Investors Bet on a Soft Landing as Recession Fears Subside
Investors are increasingly confident that the global economy will achieve a "soft landing," where inflation subsides without significant deterioration in overall economic activity despite higher interest rates. This optimism is driven by expectations for lower interest rates in the coming year, according to the latest Bank of America Global Fund Manager Survey.Investors Bullish on a Soft Landing Scenario
Soft Landing Outlook Reaches New High
In the August survey, a remarkable 76% of respondents said a soft landing is the most likely outcome for the global economy in the next 12 months. This represents the highest percentage of investors projecting such an outcome since the survey began in May 2023. The survey's chief investment strategist, Michael Hartnett, attributed this bullish sentiment to "expectations for lower interest rates."Confidence in Lower Rates Surges
The survey findings indicate that investors are increasingly confident in the prospect of lower short-term interest rates. In fact, 93% of respondents said they expect lower short-term rates in the next 12 months, marking the highest level of confidence in lower rates in the past 24 years.Anticipation of Rate Cuts Grows
Aligning with this outlook, 60% of investors surveyed expect four or more interest rate cuts this year.

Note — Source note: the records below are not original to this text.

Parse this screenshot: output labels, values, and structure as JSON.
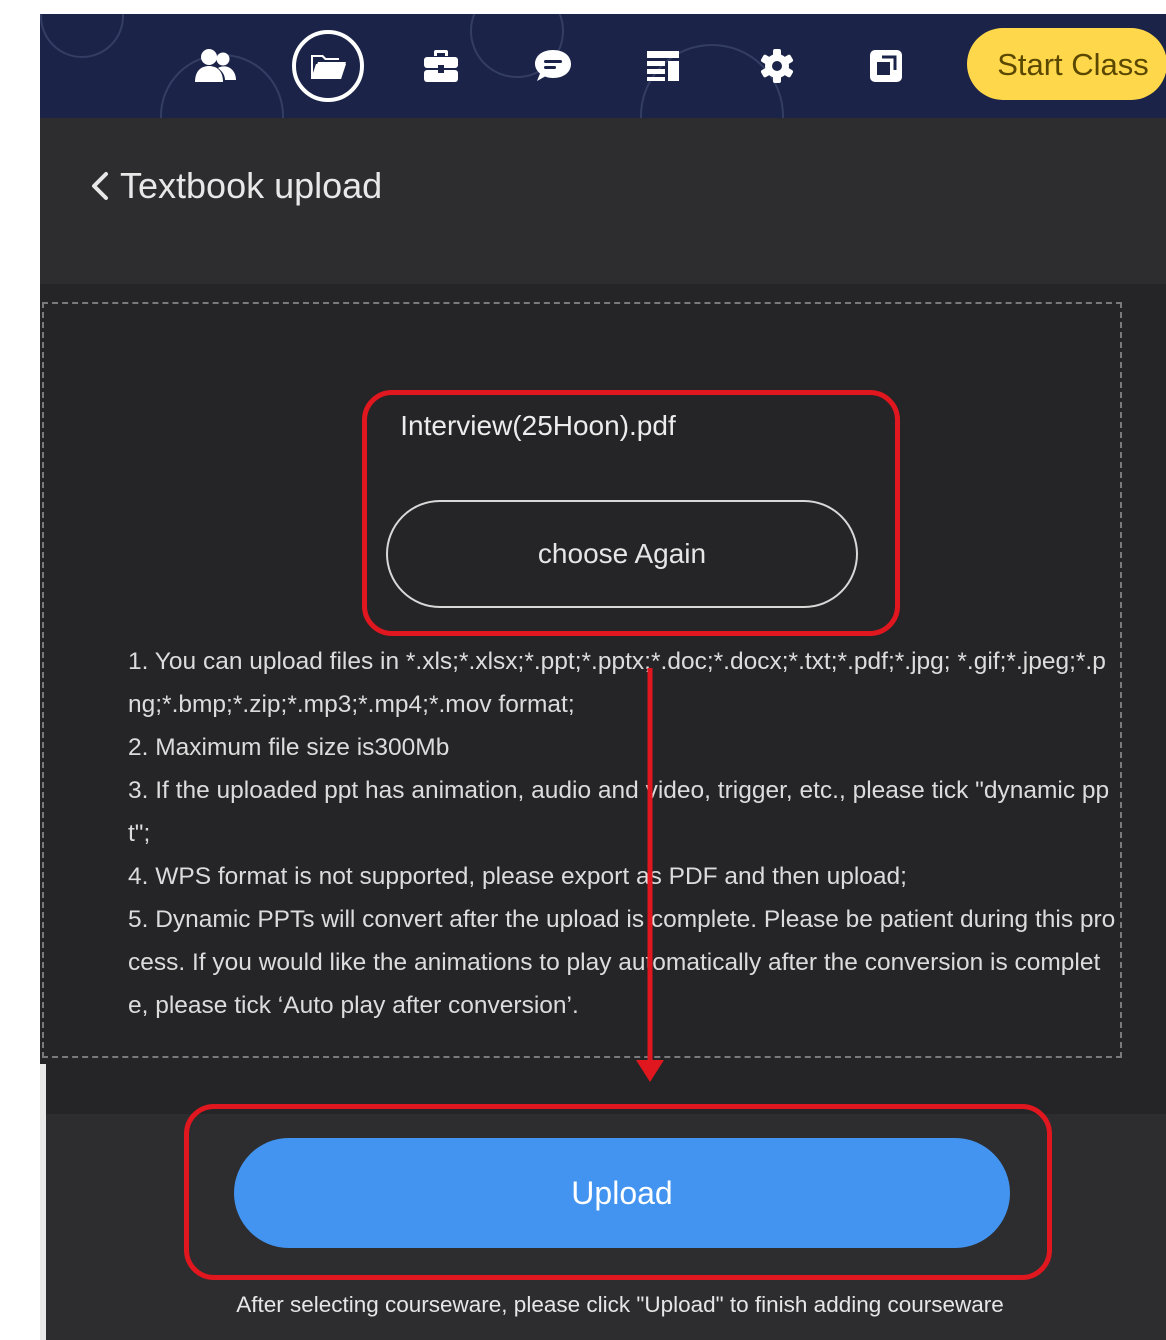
{
  "toolbar": {
    "icons": [
      {
        "name": "users-icon"
      },
      {
        "name": "folder-open-icon",
        "active": true
      },
      {
        "name": "toolbox-icon"
      },
      {
        "name": "chat-icon"
      },
      {
        "name": "layout-icon"
      },
      {
        "name": "settings-icon"
      },
      {
        "name": "window-icon"
      }
    ],
    "start_class_label": "Start Class"
  },
  "header": {
    "title": "Textbook upload"
  },
  "upload": {
    "file_name": "Interview(25Hoon).pdf",
    "choose_again_label": "choose Again",
    "instructions": [
      "1. You can upload files in *.xls;*.xlsx;*.ppt;*.pptx;*.doc;*.docx;*.txt;*.pdf;*.jpg; *.gif;*.jpeg;*.png;*.bmp;*.zip;*.mp3;*.mp4;*.mov format;",
      "2. Maximum file size is300Mb",
      "3. If the uploaded ppt has animation, audio and video, trigger, etc., please tick \"dynamic ppt\";",
      "4. WPS format is not supported, please export as PDF and then upload;",
      "5. Dynamic PPTs will convert after the upload is complete. Please be patient during this process. If you would like the animations to play automatically after the conversion is complete, please tick ‘Auto play after conversion’."
    ],
    "upload_label": "Upload",
    "footer_note": "After selecting courseware, please click \"Upload\" to finish adding courseware"
  },
  "colors": {
    "app_bg": "#2d2d2f",
    "topbar_bg": "#1b2448",
    "start_class_bg": "#ffd74a",
    "upload_bg": "#4394f1",
    "annotation_red": "#e0171f"
  }
}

This forecast is in line with current market pricing, which projects four interest rate cuts in 2024, according to Bloomberg data.Recession Fears Subside, but Risks Remain
The survey was conducted between August 2 and August 8, after a weak July jobs report that had initially stoked recession fears and sent markets into a tailspin. However, investors' assessment of the economic narrative largely fell in line with the view held by many economists: the soft landing is still within reach, but Fed rate cuts are necessary to get there.Morgan Stanley's Outlook: 75 Basis Point Cuts in 2023
In a weekly note to clients, Morgan Stanley's chief global economist, Seth Carpenter, projected that the Federal Reserve will cut interest rates by 75 basis points this year. Carpenter reasoned that the "cumulative evidence to date shows a solid job market and a consumer who continues to spend," which are self-reinforcing factors that can maintain economic momentum. He added that the market has already eased rates for the Fed, so the central bank just needs to "follow through on our baseline for the soft landing to materialize."Investors Shift Asset Allocation Accordingly
As a result of this optimistic outlook, investors have adjusted their asset allocation, moving out of stocks and into cash and bonds at the fastest pace since September 2022. Respondents to the survey now hold their lowest allocation to stocks since January 2024, reflecting their rational response to the evolving economic risks.In conclusion, the latest Bank of America Global Fund Manager Survey paints a picture of growing investor confidence in the global economy's ability to achieve a soft landing, driven by expectations of lower interest rates and the potential for the Federal Reserve to deliver on this outcome. While risks remain, the survey suggests that investors are positioning themselves to capitalize on the potential for a smoother economic transition in the months ahead.